Guess where Blahaj is manufactured? At a sprawling 25 acre textile factory in Ludhiana run by the Jawandsons group. Here, on a line, you watch a batch of the iconic blue sharks emerge, and then go in for a quality check to pass IKEA’s stringent standards.

The factory is a hive of enterprise. On different floors, woollen throws, blankets, toys, bibs, knitwear and sundry other products are manufactured, a bulk of it commissioned by IKEA. “Our journey with the Swedish retailer started in 2001 — we have done more than €40 million worth of business with IKEA,” says Gian Singh, the 37-year MD of Jawandsons group, and gen next in the family-owned business that started its journey in the 1970s.

After decades of exporting to big brands like IKEA, H&M, Zara, Australia’s Kmart and Japan’s Nitori, the next generation of the textile family is keen to knit a different story — create a strong domestic focussed nursery-care retail brand. In 2020, Gian along with his sister in law Gurnam Kaur (27) and cousin’s wife Preeti Chugh (37) started MiArcus with ambitions of becoming a one stop solution to all baby needs. In its third year, MiArcus has already scaled to 38 stores across the country and plans to hit 100 stores by 2025. Many of the products for MiArcus, especially the knitwear, baby blankets, throws and toys, come from the Jawandsons factory, though items like furniture are sourced from other suppliers and white-labelled.

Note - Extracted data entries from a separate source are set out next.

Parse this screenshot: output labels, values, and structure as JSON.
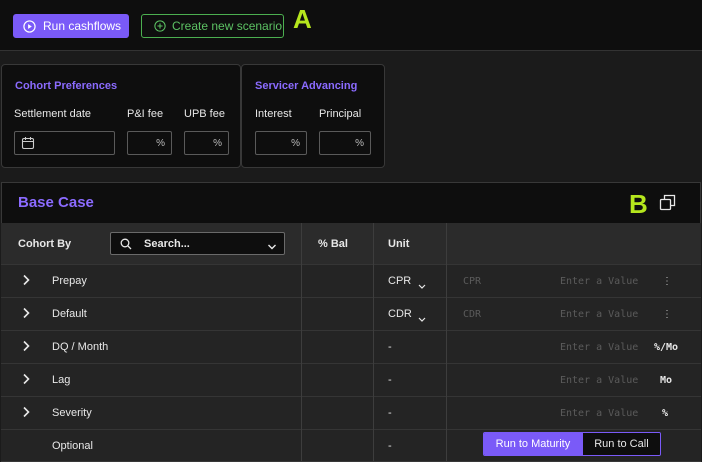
{
  "toolbar": {
    "run_label": "Run cashflows",
    "create_label": "Create new scenario",
    "marker_a": "A"
  },
  "cohort_preferences": {
    "title": "Cohort Preferences",
    "settlement_label": "Settlement date",
    "pi_fee_label": "P&I fee",
    "upb_fee_label": "UPB fee",
    "pct_symbol": "%"
  },
  "servicer_advancing": {
    "title": "Servicer Advancing",
    "interest_label": "Interest",
    "principal_label": "Principal",
    "pct_symbol": "%"
  },
  "base_case": {
    "title": "Base Case",
    "marker_b": "B",
    "columns": {
      "cohort_by": "Cohort By",
      "pct_bal": "% Bal",
      "unit": "Unit"
    },
    "search_placeholder": "Search...",
    "rows": [
      {
        "label": "Prepay",
        "unit": "CPR",
        "unit_placeholder": "CPR",
        "value_placeholder": "Enter a Value",
        "suffix": "⋮"
      },
      {
        "label": "Default",
        "unit": "CDR",
        "unit_placeholder": "CDR",
        "value_placeholder": "Enter a Value",
        "suffix": "⋮"
      },
      {
        "label": "DQ / Month",
        "unit": "-",
        "value_placeholder": "Enter a Value",
        "suffix": "%/Mo"
      },
      {
        "label": "Lag",
        "unit": "-",
        "value_placeholder": "Enter a Value",
        "suffix": "Mo"
      },
      {
        "label": "Severity",
        "unit": "-",
        "value_placeholder": "Enter a Value",
        "suffix": "%"
      },
      {
        "label": "Optional",
        "unit": "-"
      }
    ],
    "run_to_maturity": "Run to Maturity",
    "run_to_call": "Run to Call"
  }
}
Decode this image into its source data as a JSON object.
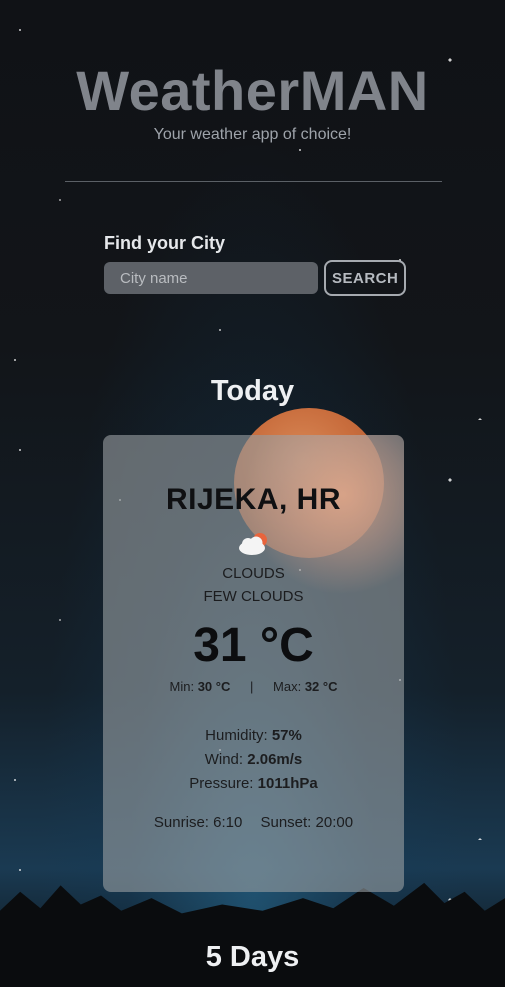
{
  "header": {
    "title": "WeatherMAN",
    "subtitle": "Your weather app of choice!"
  },
  "search": {
    "label": "Find your City",
    "placeholder": "City name",
    "value": "",
    "button_label": "SEARCH"
  },
  "today": {
    "section_title": "Today",
    "city": "RIJEKA, HR",
    "icon": "few-clouds-icon",
    "main": "CLOUDS",
    "description": "FEW CLOUDS",
    "temperature": "31 °C",
    "min_label": "Min:",
    "min_value": "30 °C",
    "separator": "|",
    "max_label": "Max:",
    "max_value": "32 °C",
    "humidity_label": "Humidity:",
    "humidity_value": "57%",
    "wind_label": "Wind:",
    "wind_value": "2.06m/s",
    "pressure_label": "Pressure:",
    "pressure_value": "1011hPa",
    "sunrise": "Sunrise: 6:10",
    "sunset": "Sunset: 20:00"
  },
  "forecast": {
    "section_title": "5 Days"
  },
  "colors": {
    "title": "#80848b",
    "card_bg": "#969ca0",
    "accent_sun": "#e8643c"
  }
}
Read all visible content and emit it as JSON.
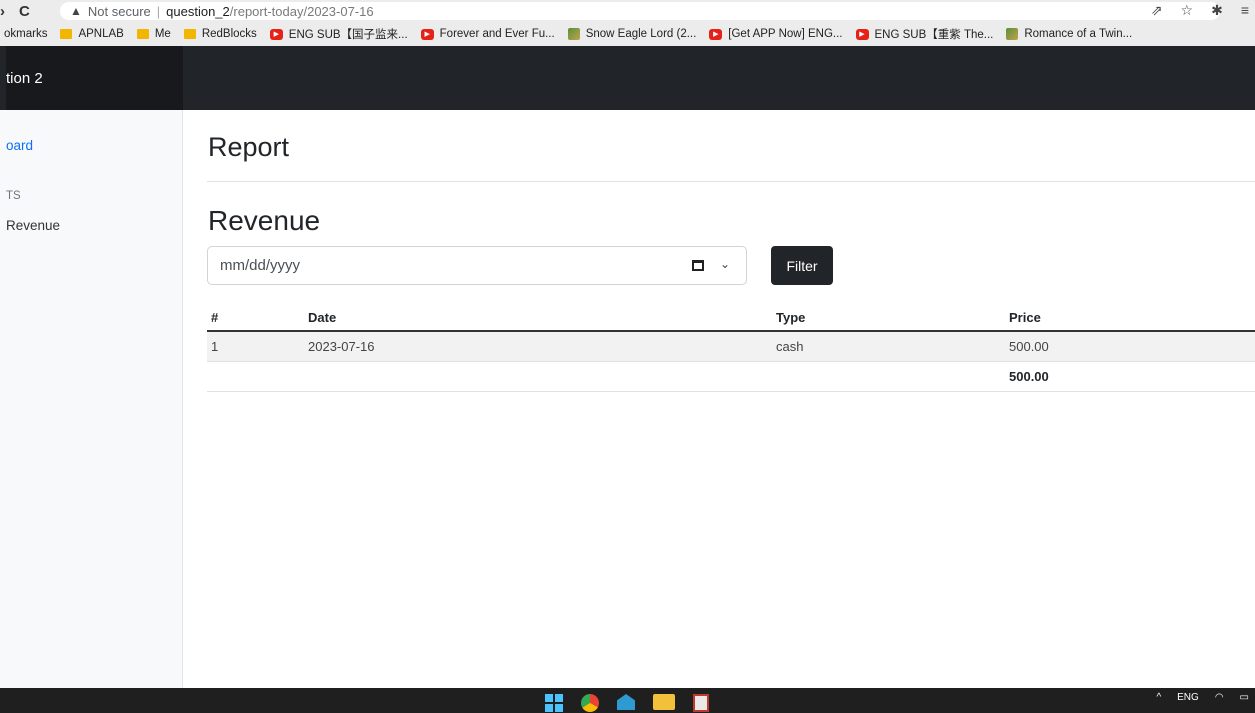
{
  "browser": {
    "not_secure": "Not secure",
    "url_host": "question_2",
    "url_path": "/report-today/2023-07-16",
    "bookmarks": [
      {
        "label": "okmarks",
        "icon": "none"
      },
      {
        "label": "APNLAB",
        "icon": "folder-icon"
      },
      {
        "label": "Me",
        "icon": "folder-icon"
      },
      {
        "label": "RedBlocks",
        "icon": "folder-icon"
      },
      {
        "label": "ENG SUB【国子监来...",
        "icon": "youtube-icon"
      },
      {
        "label": "Forever and Ever Fu...",
        "icon": "youtube-icon"
      },
      {
        "label": "Snow Eagle Lord (2...",
        "icon": "site-icon"
      },
      {
        "label": "[Get APP Now] ENG...",
        "icon": "youtube-icon"
      },
      {
        "label": "ENG SUB【重紫 The...",
        "icon": "youtube-icon"
      },
      {
        "label": "Romance of a Twin...",
        "icon": "site-icon"
      }
    ]
  },
  "app": {
    "brand": "tion 2"
  },
  "sidebar": {
    "link": "oard",
    "heading": "TS",
    "item": "Revenue"
  },
  "main": {
    "page_title": "Report",
    "section_title": "Revenue",
    "date_placeholder": "mm/dd/yyyy",
    "filter_label": "Filter",
    "table": {
      "headers": [
        "#",
        "Date",
        "Type",
        "Price"
      ],
      "rows": [
        {
          "num": "1",
          "date": "2023-07-16",
          "type": "cash",
          "price": "500.00"
        }
      ],
      "total": "500.00"
    }
  },
  "taskbar": {
    "lang": "ENG"
  }
}
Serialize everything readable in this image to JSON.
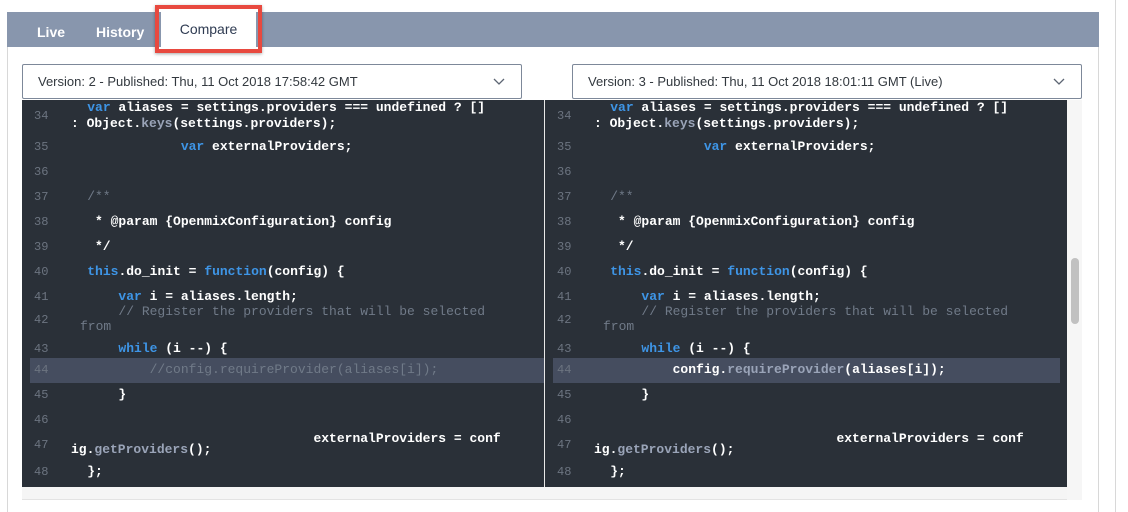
{
  "tabs": [
    {
      "label": "Live",
      "active": false
    },
    {
      "label": "History",
      "active": false
    },
    {
      "label": "Compare",
      "active": true
    }
  ],
  "compare": {
    "left_version": "Version: 2 - Published: Thu, 11 Oct 2018 17:58:42 GMT",
    "right_version": "Version: 3 - Published: Thu, 11 Oct 2018 18:01:11 GMT (Live)"
  },
  "highlight_color": "#e8493f",
  "left_pane": {
    "lines": [
      {
        "n": "34",
        "a": "    var aliases = settings.providers === undefined ? []",
        "b": ": Object.keys(settings.providers);"
      },
      {
        "n": "35",
        "a": "                var externalProviders;"
      },
      {
        "n": "36",
        "a": ""
      },
      {
        "n": "37",
        "a": "    /**"
      },
      {
        "n": "38",
        "a": "     * @param {OpenmixConfiguration} config"
      },
      {
        "n": "39",
        "a": "     */"
      },
      {
        "n": "40",
        "a": "    this.do_init = function(config) {"
      },
      {
        "n": "41",
        "a": "        var i = aliases.length;"
      },
      {
        "n": "42",
        "a": "        // Register the providers that will be selected",
        "b": "from"
      },
      {
        "n": "43",
        "a": "        while (i --) {"
      },
      {
        "n": "44",
        "a": "            //config.requireProvider(aliases[i]);"
      },
      {
        "n": "45",
        "a": "        }"
      },
      {
        "n": "46",
        "a": ""
      },
      {
        "n": "47",
        "a": "                                 externalProviders = conf",
        "b": "ig.getProviders();"
      },
      {
        "n": "48",
        "a": "    };"
      }
    ]
  },
  "right_pane": {
    "lines": [
      {
        "n": "34",
        "a": "    var aliases = settings.providers === undefined ? []",
        "b": ": Object.keys(settings.providers);"
      },
      {
        "n": "35",
        "a": "                var externalProviders;"
      },
      {
        "n": "36",
        "a": ""
      },
      {
        "n": "37",
        "a": "    /**"
      },
      {
        "n": "38",
        "a": "     * @param {OpenmixConfiguration} config"
      },
      {
        "n": "39",
        "a": "     */"
      },
      {
        "n": "40",
        "a": "    this.do_init = function(config) {"
      },
      {
        "n": "41",
        "a": "        var i = aliases.length;"
      },
      {
        "n": "42",
        "a": "        // Register the providers that will be selected",
        "b": "from"
      },
      {
        "n": "43",
        "a": "        while (i --) {"
      },
      {
        "n": "44",
        "a": "            config.requireProvider(aliases[i]);"
      },
      {
        "n": "45",
        "a": "        }"
      },
      {
        "n": "46",
        "a": ""
      },
      {
        "n": "47",
        "a": "                                 externalProviders = conf",
        "b": "ig.getProviders();"
      },
      {
        "n": "48",
        "a": "    };"
      }
    ]
  }
}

On the same floor where the Ikea toys are produced, an eyecatching set of elephants in different shades — blue, cream and grey — are being sewn up. This is Stampy, the mascot of MiArcus. Each toy at MiArcus — which incidentally means my rainbow — has a name and a story. 

Like many textile entrepreneurs in Punjab, the Singh family’s saga too started post partition when they migrated to India. In 1970, the Oster group (Jawandsons is part of it) run by Gian’s two uncles and his father started a small knitwear unit in Ludhiana. “They set up a small manufacturing unit for sweaters and mostly supplied to Russia, through government licences,” describes Singh.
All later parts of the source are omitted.